France

Fraude à la Sécurité sociale : Pourquoi les audioprothésistes sont dans le viseur de la CPAM en Haute-Garonne ?

Douze millions d’euros. C’est la somme record de fraudes détectées et stoppées par l’Assurance maladie de Haute-Garonne en 2024, et 52,4 millions d’euros à l’échelle de l’Occitanie. Un montant en hausse de 27 % par rapport à 2023, selon Isabelle Comte, directrice de la CPAM Haute-Garonne. Si en nombre, les fraudes par assurés sociaux sont majoritaires avec 56,3 %, en montant les fraudes commises par des professionnels représentent 72,7 % du préjudice total… Et l’un de ces acteurs s’est plutôt fait remarquer.

En effet, si la détection des fraudes commises par les professionnels de santé a globalement augmenté (+ 73% d’évolution sur les résultats en Haute-Garonne, comparé à 2023), le préjudice détecté et stoppé lié aux fraudes aux audioprothèses a atteint un résultat record de 1,8 million d’euros contre 41.440 euros en 2023.

Dans ce montant, près des trois quarts des fraudes ont pu être évités. De ce fait, l’Assurance Maladie a durci les sanctions en multipliant les radiations et les refus de conventionnement de centres d’audioprothèses et en engageant des poursuites pénales.

Fausses factures, exercice illégal de la profession et usurpation d’identité

Les fraudes aux aides auditives s’appuient sur des stratagèmes complexes et variés : usurpation d’identité d’assurés, facturations fictives, prescriptions frauduleuses, exercice illégal de la profession d’audioprothésiste et entreprises fantômes sans locaux ni personnel qualifié. « Au-delà du préjudice financier, l’impact de ces pratiques est également sanitaire : des aides auditives mal réglées ou non délivrées empêchent les assurés de bénéficier de l’appareillage dont ils ont besoin », explique Isabelle Comte.

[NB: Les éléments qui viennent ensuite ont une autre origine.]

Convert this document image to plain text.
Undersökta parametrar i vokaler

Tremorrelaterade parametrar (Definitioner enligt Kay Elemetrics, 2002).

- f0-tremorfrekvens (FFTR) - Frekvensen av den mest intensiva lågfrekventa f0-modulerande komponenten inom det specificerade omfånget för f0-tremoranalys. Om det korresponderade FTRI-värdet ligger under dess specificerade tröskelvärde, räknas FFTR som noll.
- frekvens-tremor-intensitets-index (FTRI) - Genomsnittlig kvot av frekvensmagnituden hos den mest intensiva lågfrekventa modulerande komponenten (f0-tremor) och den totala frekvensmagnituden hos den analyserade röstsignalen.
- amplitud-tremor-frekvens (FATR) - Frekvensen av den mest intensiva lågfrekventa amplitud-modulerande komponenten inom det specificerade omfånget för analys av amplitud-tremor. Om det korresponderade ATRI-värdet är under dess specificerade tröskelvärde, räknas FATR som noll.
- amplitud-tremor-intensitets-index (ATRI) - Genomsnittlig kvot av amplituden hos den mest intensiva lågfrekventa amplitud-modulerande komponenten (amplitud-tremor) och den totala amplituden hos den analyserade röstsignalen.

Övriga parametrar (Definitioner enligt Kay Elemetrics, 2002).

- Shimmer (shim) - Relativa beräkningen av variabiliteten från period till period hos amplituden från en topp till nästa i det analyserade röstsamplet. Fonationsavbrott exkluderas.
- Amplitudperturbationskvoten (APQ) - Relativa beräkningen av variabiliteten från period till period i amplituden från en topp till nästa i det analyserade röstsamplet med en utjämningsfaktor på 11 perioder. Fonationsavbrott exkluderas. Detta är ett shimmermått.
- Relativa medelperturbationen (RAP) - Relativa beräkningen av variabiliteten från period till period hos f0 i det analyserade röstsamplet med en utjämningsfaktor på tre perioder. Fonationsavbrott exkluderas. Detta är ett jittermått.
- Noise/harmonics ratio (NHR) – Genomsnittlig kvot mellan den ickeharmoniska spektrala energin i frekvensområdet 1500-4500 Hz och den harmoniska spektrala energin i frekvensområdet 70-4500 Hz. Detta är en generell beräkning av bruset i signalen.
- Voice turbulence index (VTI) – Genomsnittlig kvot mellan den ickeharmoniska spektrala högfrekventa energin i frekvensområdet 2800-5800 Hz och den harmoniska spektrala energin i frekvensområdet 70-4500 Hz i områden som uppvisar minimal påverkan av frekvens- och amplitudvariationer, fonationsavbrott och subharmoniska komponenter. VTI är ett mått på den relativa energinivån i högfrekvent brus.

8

L’Assurance Maladie s’est donc fortement mobilisée afin de stopper rapidement et fermement ces pratiques, en collaboration étroite avec les représentants de la profession. Désormais, pour que l’audioprothésiste puisse pratiquer le tiers payant au profit de l’assuré (et donc lui éviter une avance de frais importante), il est obligatoire (à quelques rares exceptions) d’effectuer une facture avec la carte Vitale des assurés. Cela permet d’éviter des usurpations d’identité. D’ores et déjà, l’impact de l’avenant est visible sur tout le territoire : le taux de télétransmission avec carte Vitale est passé de 45 % en moyenne sur le dernier trimestre 2024 à plus de 90 % en février 2025.

Une centaine de dossiers refusés en 2024

Le contrôle des demandes de conventionnement de nouveaux centres d’audioprothèses a été renforcé : près d’une centaine de dossiers ont été refusés en 2024 parce que les conditions d’exercice n’étaient pas respectées : absence d’audioprothésiste diplômé et/ou de local conforme. Cette vigilance accrue a freiné l’implantation de nouveaux acteurs frauduleux. Le contrôle des facturations en appelant directement les assurés s’est poursuivi tout au long de l’année limitant ainsi le risque de remboursement de prestations indues.

Sur le volet judiciaire, la stratégie contentieuse s’est intensifiée : 29 procédures contentieuses ont été engagées par la CPAM de la Haute-Garonne à l’encontre des sociétés d’audioprothèses, mêlant pénalités financières, plaintes pénales et signalements au procureur. Désormais, les fraudeurs s’exposent à des interdictions de gestion et des peines de prison, un tournant décisif dans la lutte contre ces fraudes.